The PBM protocol is designed to be compatible with various ledger technologies and payment methods since the MAS places a high priority on interoperability. As a result, users may access their digital asset holdings via their chosen wallet provider.

The same infrastructure may be utilized for several use cases when there is a common protocol, according to the MAS. Without the requirement for customisation, stakeholders utilizing various wallet providers may transfer digital assets to one another.

The project’s numerous contributors will start running trials to evaluate the use of PBM in various settings when the whitepaper has been published.

As part of a trial project, Amazon, Fazz Financial Group, and Grab Holdings will employ escrow agreements for online retail payments.

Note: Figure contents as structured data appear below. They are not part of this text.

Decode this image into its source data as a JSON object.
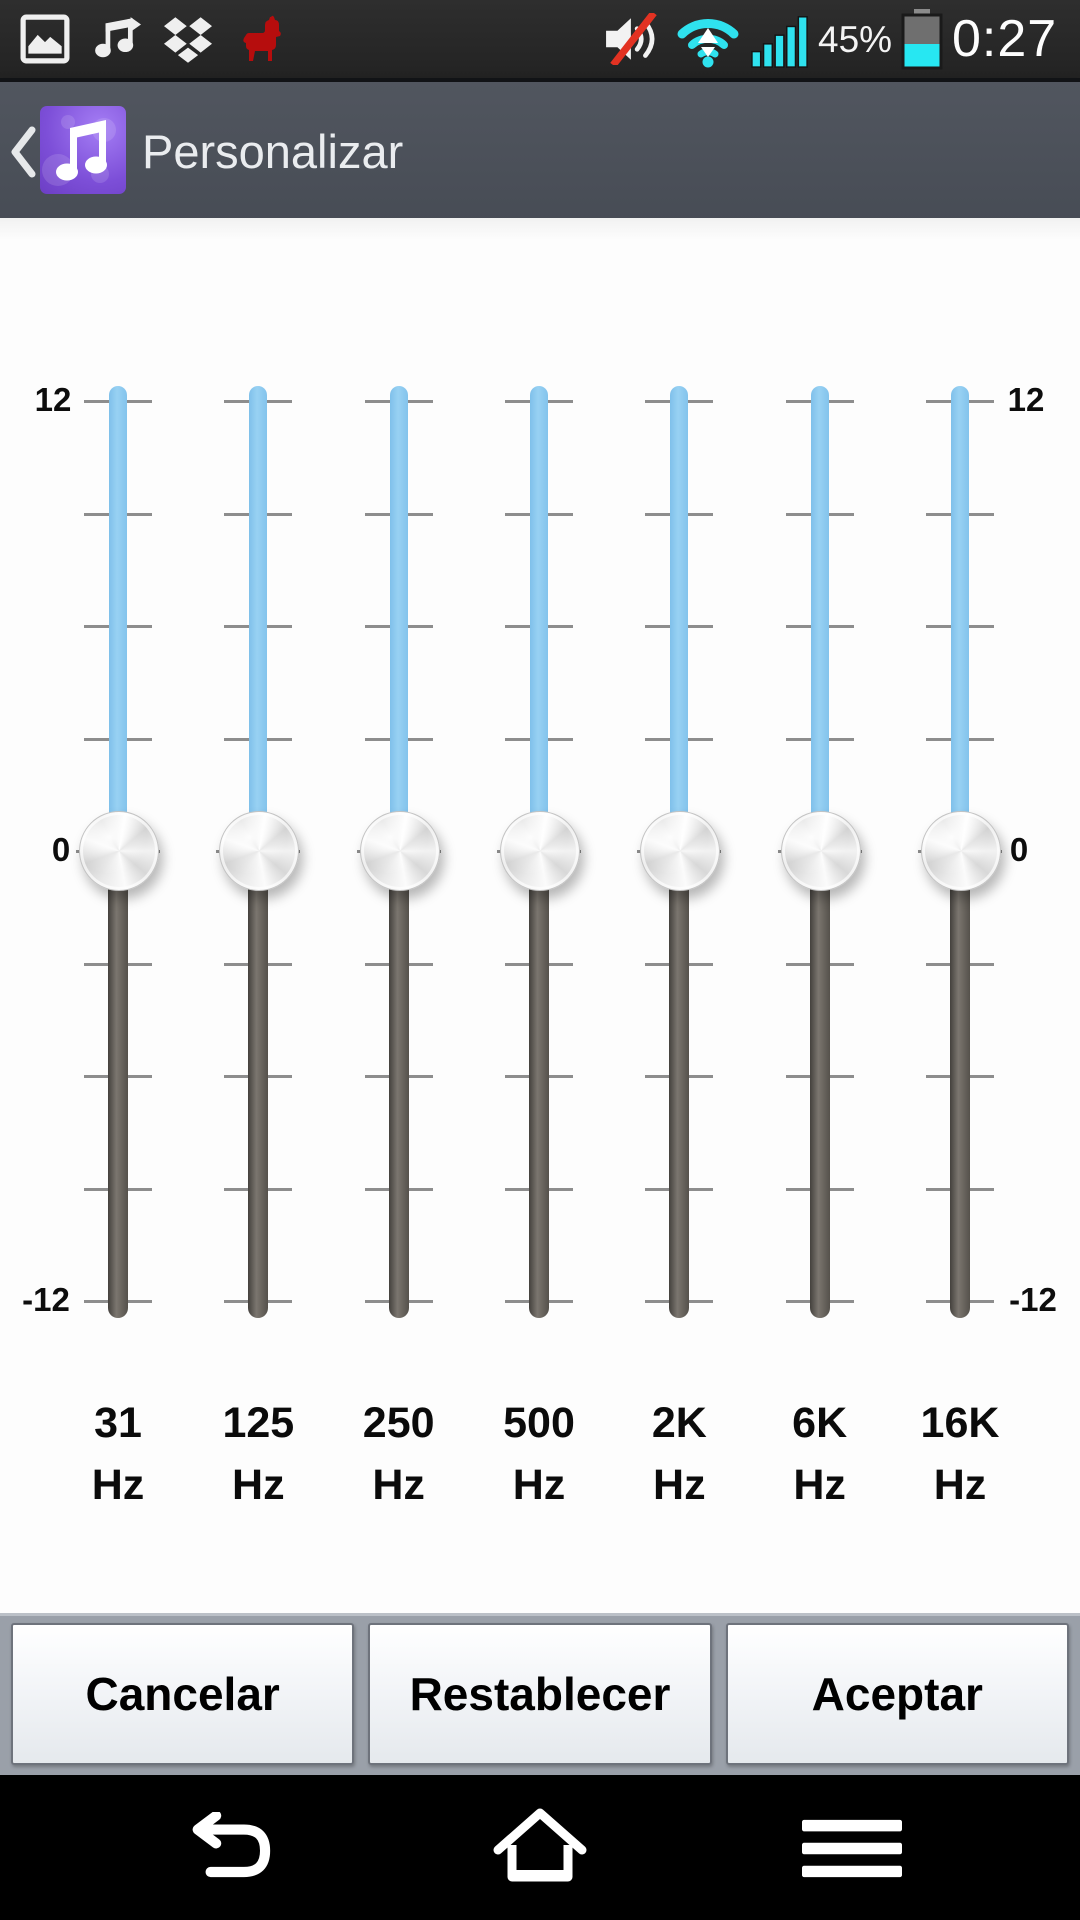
{
  "status_bar": {
    "time": "0:27",
    "battery_percent": "45%",
    "battery_level": 45,
    "icons_left": [
      "gallery-icon",
      "music-playlist-icon",
      "dropbox-icon",
      "llama-icon"
    ],
    "icons_right": [
      "mute-speaker-icon",
      "wifi-icon",
      "signal-strength-icon",
      "battery-icon"
    ]
  },
  "header": {
    "title": "Personalizar",
    "back_icon": "back-chevron-icon",
    "app_icon": "music-note-icon"
  },
  "equalizer": {
    "scale": {
      "max": 12,
      "min": -12,
      "max_label": "12",
      "zero_label": "0",
      "min_label": "-12"
    },
    "bands": [
      {
        "freq": "31",
        "unit": "Hz",
        "value": 0
      },
      {
        "freq": "125",
        "unit": "Hz",
        "value": 0
      },
      {
        "freq": "250",
        "unit": "Hz",
        "value": 0
      },
      {
        "freq": "500",
        "unit": "Hz",
        "value": 0
      },
      {
        "freq": "2K",
        "unit": "Hz",
        "value": 0
      },
      {
        "freq": "6K",
        "unit": "Hz",
        "value": 0
      },
      {
        "freq": "16K",
        "unit": "Hz",
        "value": 0
      }
    ]
  },
  "buttons": {
    "cancel": "Cancelar",
    "reset": "Restablecer",
    "accept": "Aceptar"
  },
  "nav_bar": {
    "icons": [
      "back-icon",
      "home-icon",
      "menu-icon"
    ]
  },
  "colors": {
    "accent_cyan": "#2fe2ef",
    "track_active_blue": "#8dc9ef",
    "track_inactive_gray": "#5e5a55",
    "header_bg": "#494e57",
    "app_icon_purple": "#7d4fd8",
    "mute_slash_red": "#e23222",
    "button_bar_gray": "#9aa0a9"
  }
}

According to the release, this enables money to be delivered to the merchant only after the client has the things ordered, increasing both sides’ level of confidence.

The use of PBM-based cashback and other incentives will be tested by DBS, Grab, FAZZ, Network for Electronic Transfers (NETS), and United Overseas Bank (UOB) in an effort to enhance customer experiences while lowering frictions faced by retailers, “such as manual reconciliation of sales proceeds and time needed to onboard new sales campaigns.” The PBM whitepaper, according to the MAS, is a continuation of Project Orchid, an ongoing project run by the regulator to “develop the competency and digital infrastructure needed to issue a digital Singapore dollar domestically.”

The whitepaper’s aim is to “encourage greater research among central banks, [financial institutions], and FinTechs, to understand the design considerations in the use of digital money.” It is also intended to act as a reference model to promote platform compatibility.

PBM could be used to manage the risks associated with pre-paid packages, in online commerce to reassure customers and merchants that funds will be transferred when service obligations are fulfilled, in contracts with multiple milestones that must be met, in commercial leases where a security deposit is required, in trade finance where a payment is automatically made upon fulfillment of service obligations, to help manage the risks associated with pre-paid packages, and more.

According to Sopnendu Mohanty, Chief FinTech Officer at MAS, “this collaboration among industry players and policymakers has helped achieve important advances in settlement efficiency, merchant acquisition, and user experience with the use of digital money.” More significantly, it has improved the chances that digital money will play a significant role in the future of finance and payments.